To Mr. Sepp at the Taxpayers Union, it's not just a matter of gaming opportunities; workers' own attitudes and industriousness are just as big a problem or a boon. "The question is: Should the rules and laws look at not just opportunity, but also motive and behavior, because, quite frankly, that's part of the problem," he explains.
It's a special PR problem, of course, for the state workers who toil in plain, tidy buildings that dominate this city. After all, though they keep the state running smoothly for the most part, the public isn't shy about expressing disapproval - as happened recently in Raleigh, when state and city crews couldn't stop a half-inch of snow from causing the city's worst-ever traffic snarl.
For their part, IT workers here in North Carolina say lawmakers are playing the wrong hand. Calling the proposed law a slap in the face, they say it plays into what they say are undeserved stereotypes of bureaucrats doing their jobs with blank faces and zombie-like shuffling across the floor.
Now, say some, state government is doing what private industry has long practiced: expecting more work from fewer workers. That leaves little time in the normal workday for twiddling thumbs.
"A popular view of government is that you sit around and take a day to sharpen a pencil, but it's not like that," says one woman in North Carolina's Department of Cultural Resources public-affairs office. "When I was not in state government, sure I'd see [some people playing games], but it's quite the opposite here. People are just scrambling to get their work done within a normal business day."
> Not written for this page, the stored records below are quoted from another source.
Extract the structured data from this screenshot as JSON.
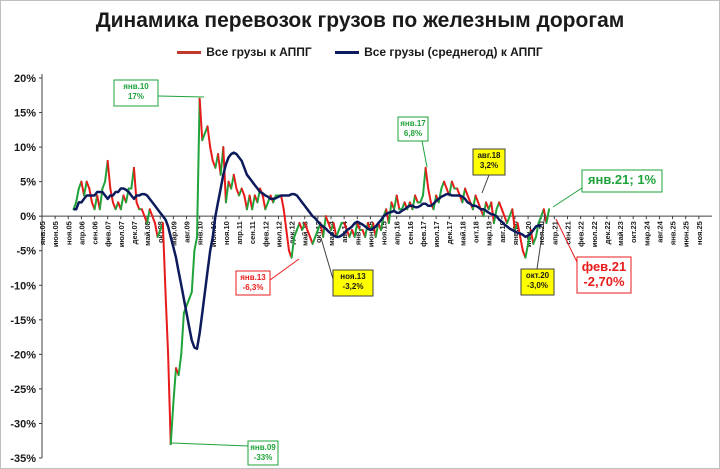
{
  "chart_data": {
    "type": "line",
    "title": "Динамика перевозок грузов по железным дорогам",
    "legend": {
      "placement": "top",
      "entries": [
        "Все грузы к АППГ",
        "Все грузы (среднегод) к АППГ"
      ]
    },
    "colors": {
      "monthly_up": "#1fa33a",
      "monthly_down": "#e81b1b",
      "average": "#0d1b5c",
      "annotation_yellow": "#ffff00"
    },
    "ylim": [
      -35,
      20
    ],
    "ytick_values": [
      20,
      15,
      10,
      5,
      0,
      -5,
      -10,
      -15,
      -20,
      -25,
      -30,
      -35
    ],
    "ytick_labels": [
      "20%",
      "15%",
      "10%",
      "5%",
      "0%",
      "-5%",
      "-10%",
      "-15%",
      "-20%",
      "-25%",
      "-30%",
      "-35%"
    ],
    "xtick_labels": [
      "янв.05",
      "июн.05",
      "ноя.05",
      "апр.06",
      "сен.06",
      "фев.07",
      "июл.07",
      "дек.07",
      "май.08",
      "окт.08",
      "мар.09",
      "авг.09",
      "янв.10",
      "июн.10",
      "ноя.10",
      "апр.11",
      "сен.11",
      "фев.12",
      "июл.12",
      "дек.12",
      "май.13",
      "окт.13",
      "мар.14",
      "авг.14",
      "янв.15",
      "июн.15",
      "ноя.15",
      "апр.16",
      "сен.16",
      "фев.17",
      "июл.17",
      "дек.17",
      "май.18",
      "окт.18",
      "мар.19",
      "авг.19",
      "янв.20",
      "июн.20",
      "ноя.20",
      "апр.21",
      "сен.21",
      "фев.22",
      "июл.22",
      "дек.22",
      "май.23",
      "окт.23",
      "мар.24",
      "авг.24",
      "янв.25",
      "июн.25",
      "ноя.25"
    ],
    "series": [
      {
        "name": "Все грузы к АППГ",
        "start": "янв.06",
        "values": [
          1,
          2,
          4,
          5,
          3,
          5,
          4,
          2,
          1,
          3,
          1,
          4,
          5,
          8,
          4,
          2,
          1,
          2,
          1,
          3,
          2,
          4,
          4,
          7,
          2,
          1,
          1,
          0,
          -1,
          1,
          0,
          -1,
          -3,
          -2,
          -1,
          -11,
          -20,
          -33,
          -27,
          -22,
          -23,
          -20,
          -14,
          -13,
          -12,
          -11,
          -5,
          -3,
          17,
          11,
          12,
          13,
          10,
          8,
          7,
          9,
          6,
          10,
          2,
          5,
          4,
          6,
          4,
          3,
          4,
          3,
          1,
          3,
          1,
          3,
          2,
          4,
          3,
          1,
          2,
          3,
          2,
          3,
          3,
          3,
          1,
          -2,
          -5,
          -6,
          -3,
          -2,
          -1,
          -2,
          -1,
          -2,
          -3,
          -4,
          -3,
          -2,
          -1,
          -3,
          0,
          -1,
          -2,
          -1,
          -3,
          -2,
          -1,
          -1,
          -2,
          -3,
          -2,
          -3,
          -1,
          -2,
          -2,
          -3,
          -1,
          -2,
          -1,
          -3,
          -1,
          -2,
          0,
          1,
          -1,
          2,
          1,
          3,
          1,
          1,
          2,
          1,
          2,
          1,
          3,
          2,
          2,
          3,
          7,
          4,
          2,
          1,
          3,
          2,
          4,
          5,
          4,
          3,
          5,
          4,
          4,
          3,
          2,
          4,
          3,
          2,
          1,
          3,
          2,
          1,
          0,
          2,
          1,
          2,
          -1,
          1,
          2,
          1,
          0,
          -1,
          0,
          1,
          -2,
          -1,
          -3,
          -5,
          -6,
          -4,
          -2,
          -4,
          -3,
          -1,
          0,
          1,
          -1,
          1
        ]
      },
      {
        "name": "Все грузы (среднегод) к АППГ",
        "start": "янв.06",
        "values": [
          1,
          1,
          2,
          2,
          2.5,
          3,
          3,
          3,
          3,
          3.5,
          3.5,
          3.5,
          3,
          2.5,
          3,
          3,
          3.5,
          3.5,
          4,
          4,
          3.8,
          3.5,
          3,
          2.5,
          3,
          3,
          3.2,
          3.2,
          3,
          2.5,
          2,
          1.5,
          1,
          0.5,
          0,
          -0.5,
          -1.5,
          -3,
          -4.5,
          -6,
          -8,
          -10,
          -12,
          -14,
          -16,
          -18,
          -19,
          -19.2,
          -17,
          -14,
          -11,
          -8,
          -5,
          -3,
          0,
          2,
          4,
          6,
          7.5,
          8.5,
          9,
          9.2,
          9,
          8.5,
          8,
          7,
          6,
          5.5,
          5,
          4.5,
          4,
          3.5,
          3.3,
          3,
          2.8,
          2.5,
          2.5,
          2.6,
          2.8,
          3,
          3,
          3,
          3,
          3.2,
          3.2,
          3,
          2.5,
          2,
          1.5,
          1,
          0.5,
          0,
          -0.3,
          -0.8,
          -1.2,
          -1.5,
          -1.8,
          -2.2,
          -2.5,
          -2.8,
          -3,
          -3,
          -2.8,
          -2.5,
          -2,
          -1.8,
          -1.5,
          -1,
          -0.8,
          -1,
          -1.2,
          -1.5,
          -1.8,
          -2,
          -1.8,
          -1.5,
          -1,
          -0.6,
          0,
          0.3,
          0.5,
          0.6,
          0.8,
          0.5,
          0.5,
          0.8,
          1,
          1.3,
          1.5,
          1.5,
          1.3,
          1.3,
          1.5,
          1.8,
          1.8,
          1.5,
          1.5,
          1.8,
          2.2,
          2.5,
          2.8,
          3,
          3.2,
          3.2,
          3,
          3,
          3,
          3,
          2.8,
          2.5,
          2,
          1.8,
          1.5,
          1.5,
          1.3,
          1,
          1,
          0.8,
          0.5,
          0.3,
          0.2,
          0,
          -0.5,
          -0.8,
          -1.2,
          -1.5,
          -1.8,
          -2,
          -2.2,
          -2.4,
          -2.5,
          -2.7,
          -3,
          -2.8,
          -2.5,
          -2,
          -1.5,
          -1.3,
          -1.5
        ]
      }
    ],
    "annotations": [
      {
        "id": "jan10",
        "date": "янв.10",
        "value_label": "17%"
      },
      {
        "id": "jan09",
        "date": "янв.09",
        "value_label": "-33%"
      },
      {
        "id": "jan13",
        "date": "янв.13",
        "value_label": "-6,3%"
      },
      {
        "id": "nov13",
        "date": "ноя.13",
        "value_label": "-3,2%"
      },
      {
        "id": "jan17",
        "date": "янв.17",
        "value_label": "6,8%"
      },
      {
        "id": "aug18",
        "date": "авг.18",
        "value_label": "3,2%"
      },
      {
        "id": "oct20",
        "date": "окт.20",
        "value_label": "-3,0%"
      },
      {
        "id": "feb21",
        "date": "фев.21",
        "value_label": "-2,70%"
      },
      {
        "id": "jan21",
        "text": "янв.21; 1%"
      }
    ],
    "grid": false
  }
}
Labor experts say the efficiency tack is reminiscent of factory-efficiency studies in the 1920s, where analysts tried to break down the mechanics of assembly-line behavior - why does it take a certain amount of time for a worker to tighten a bolt? The problem? "Managers lost sight that workers are real people, not robots," says Scott Kirwin, the founder of the IT Professionals Association of America in Wilmington, Del.
"Managers, and in this case politicians, don't know how to effectively utilize the people they're in charge of - and that's one cause of offshoring these jobs," he says. "You have to ask yourself, if someone is so bored that playing solitaire is stimulating, then the problem is not with the game, it's with the job."
And despite employers' fears about a sinking bottom line, some say the legislation, if passed, would cost more than it would save, since the state would have to send out teams to each location and erase the games by hand. And what would stop workers from downloading them again?
Others insist the problem that the bill attempts to solve is difficult, if not impossible, to quantify.
"It's easy to allege that a lot of people are playing solitaire, but it's harder to document how many people actually are," says Dr. Burris, the coauthor of "Technocratic Teamwork.